Wie das Reh aufs Kanapee kam

Für die Heiligabend-Ausgabe hatte die "Freie Presse" die Geschichte einer tierischen Freundschaft aus dem Jahr 1960 ausgegraben. Daraufhin hat sich ein Zeitzeuge gemeldet.

Mühlleithen.

Die 60 Jahre alte Geschichte vom Reh auf dem Kanapee in der Ausgabe vom Heiligabend hat ein Echo gefunden: Dieter Wohlrab aus Mühlleithen kennt die Geschichte hinter der Geschichte, denn es war die Familie seines Großonkels, in der sie sich abgespielt hat. Und er hat neben Erinnerungen auch Fotos aus dieser Zeit parat, die ihn als kleinen Jungen mit dem Reh zeigen.

Es war eine Zeit, so sagt Dieter Wohlrab, als die Winter im oberen Vogtland noch mit den Begriffen Schnee, Sturm, Frost und Kälte verbunden gewesen waren und auch Winterpause ein Fremdwort für Waldarbeiter gewesen sei. Wald- arbeiter waren es auch gewesen, die bei der Arbeit am 943 Meter hohen Kiel ein junges, stark ausgezehrtes Reh fanden, das sich durch den verharschten Schnee auch noch die Beine verletzt hatte.
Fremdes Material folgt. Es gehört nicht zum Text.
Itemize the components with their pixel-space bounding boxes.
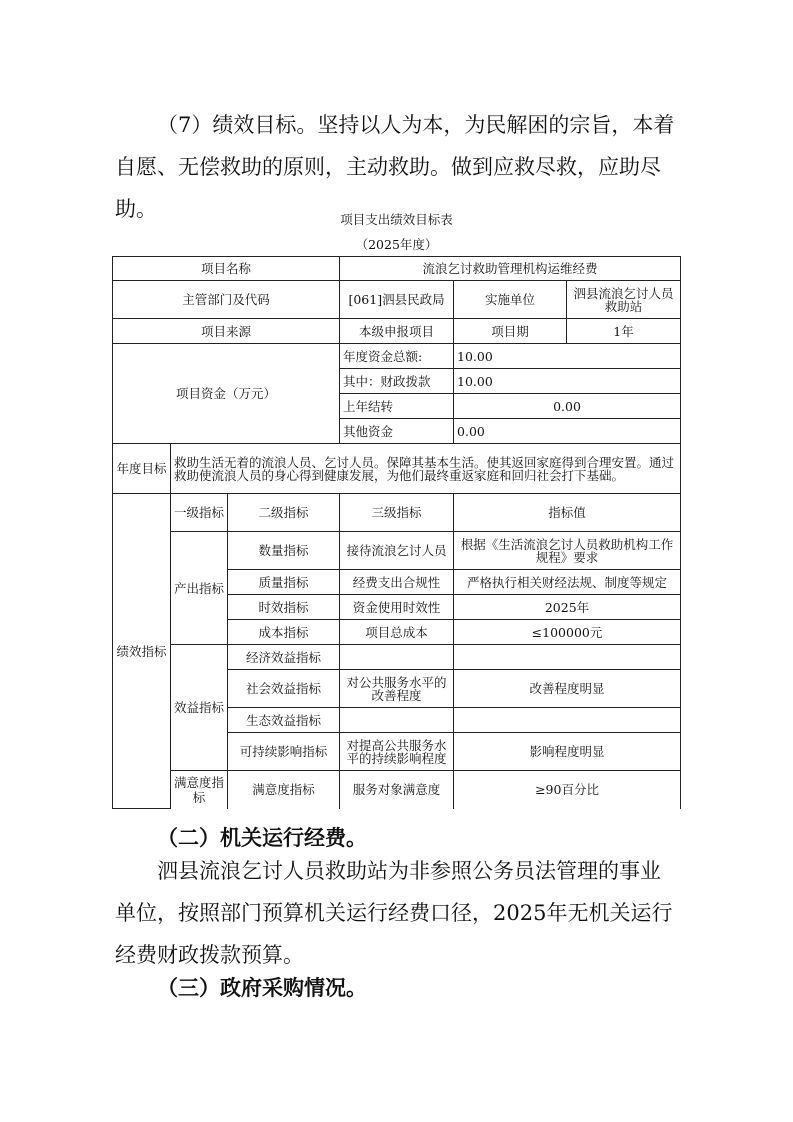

Die Waldarbeiter brachten das Reh zu Otto Leonhardt und seinem Schwiegersohn Willy Meinel, die in der Winselburg wohnten. "Der Otto war zu Hause und konnte sich um das verletzte Tier kümmern. Es wurde in der warmen Küche gepflegt und versorgt", erinnert sich Dieter Wohlrab. Die Mitbewohner des Hauses, Hund und Katze, haben sich erst an den neuen Mitbewohner gewöhnen müssen. Jeder von dem tierischen Trio suchte sich seinen Platz. "Beliebt war das Kanapee. So entstand das bekannte Foto im ,Kulturboten' und dazu wurde dann das Gedicht verfasst."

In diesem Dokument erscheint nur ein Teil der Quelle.